For these reasons, the physician should limit acne treatment with systemic antibiotics to 2- to 3-month intervals and repeat only when necessary. Overall, the benefits of systemic antibiotics in acne are likely overstated.
Antibiotic Treatment of Acne
■ Systemic antibiotics are not essential in acne treatment.
■ If systemic antibiotics are used, they should be administered in 2- to 3-month “pulses,” followed by rest and subsequent treatment with a different antibiotic, if necessary.
■ This applies only in cases in which the acne is responding well to the systemic antibiotics and no postinflammatory scarring is appearing

Role of Oral Isotretinoin Isotretinoin is extremely effective in the treatment of acne because it addresses the role of sebum. Namely, isotretinoin reduces sebum production that then decreases inflammation, lowers P. acnes counts, and inhibits microcomedone formation. According to the U.S. Food and Drug Administration (FDA), it is indicated for patients who have severe, inflammatory, recalcitrant nodular or cystic acne. In 2006, the FDA implemented the iPLEDGE Program, which manages potential risks of isotretinoin use by educating patients in an attempt to eliminate fetal exposures to this highly teratogenic drug. Accordingly, it cannot be given to women who are breastfeeding, pregnant, or planning a pregnancy in the upcoming 6 months or so (assuming a 5-month treatment course with isotretinoin). Isotretinoin also has been associated with increased risk for developing or worsening depression (including suicidal ideation).
The association between isotretinoin use and an increased risk for inflammatory bowel disease has not been completely elucidated, but evidence for an association does not appear to be strong. Other potential contraindications include hepatic dysfunction (isotretinoin is metabolized in the liver), severe hyperlipidemia (isotretinoin can lead to a slight elevation in cholesterol), anorexia nervosa, and osteoporosis.
If isotretinoin is contraindicated or the patient declines the drug after a thorough discussion of its risks and benefits, the physician may prescribe a series of treatments with photodynamic therapy.

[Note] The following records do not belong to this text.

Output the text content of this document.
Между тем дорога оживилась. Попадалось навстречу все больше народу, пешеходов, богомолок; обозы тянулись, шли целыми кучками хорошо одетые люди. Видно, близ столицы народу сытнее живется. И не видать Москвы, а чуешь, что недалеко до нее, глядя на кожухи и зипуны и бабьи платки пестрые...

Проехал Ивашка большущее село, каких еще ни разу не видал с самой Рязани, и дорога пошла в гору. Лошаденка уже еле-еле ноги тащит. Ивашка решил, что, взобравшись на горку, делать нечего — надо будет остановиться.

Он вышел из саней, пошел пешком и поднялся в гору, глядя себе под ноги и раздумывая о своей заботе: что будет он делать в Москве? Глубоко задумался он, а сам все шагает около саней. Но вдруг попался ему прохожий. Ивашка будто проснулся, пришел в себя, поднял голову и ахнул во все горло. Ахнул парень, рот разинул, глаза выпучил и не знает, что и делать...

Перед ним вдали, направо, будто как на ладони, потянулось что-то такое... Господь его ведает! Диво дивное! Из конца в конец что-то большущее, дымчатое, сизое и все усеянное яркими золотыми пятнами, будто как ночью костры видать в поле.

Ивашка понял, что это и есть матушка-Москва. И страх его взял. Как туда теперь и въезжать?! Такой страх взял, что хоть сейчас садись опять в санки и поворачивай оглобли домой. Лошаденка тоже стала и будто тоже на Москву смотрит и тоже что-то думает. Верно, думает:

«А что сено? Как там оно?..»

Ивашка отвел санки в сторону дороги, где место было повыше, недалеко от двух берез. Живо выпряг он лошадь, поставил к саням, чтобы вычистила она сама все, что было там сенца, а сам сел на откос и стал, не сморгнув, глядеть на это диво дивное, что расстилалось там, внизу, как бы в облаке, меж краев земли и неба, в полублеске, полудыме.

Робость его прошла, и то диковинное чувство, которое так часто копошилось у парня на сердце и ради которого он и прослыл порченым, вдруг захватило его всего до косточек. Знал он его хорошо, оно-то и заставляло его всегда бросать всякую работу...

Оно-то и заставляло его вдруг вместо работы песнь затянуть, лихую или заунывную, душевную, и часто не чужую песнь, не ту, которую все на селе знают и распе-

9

Guidelines Regarding Isotretinoin
During the past decade, the reputation of isotretinoin has been tarnished, particularly in the popular press, as lawsuits over potential and purported side effects have garnered headlines by targeting prescribers and manufacturers of isotretinoin. These developments have created a fear of isotretinoin that the public and many physicians now share. Many patients, even those with severe, recalcitrant, scarring acne, refuse to consider the drug because they have researched it online and have come across various sources claiming harmful effects from the medication.
Many of these concerns appear to be exaggerated. To date, isotretinoin has usually been prescribed for patients with severe nodulocystic acne that resists traditional treatments such as topical agents, as well as systemic antibiotics and hormonal therapies.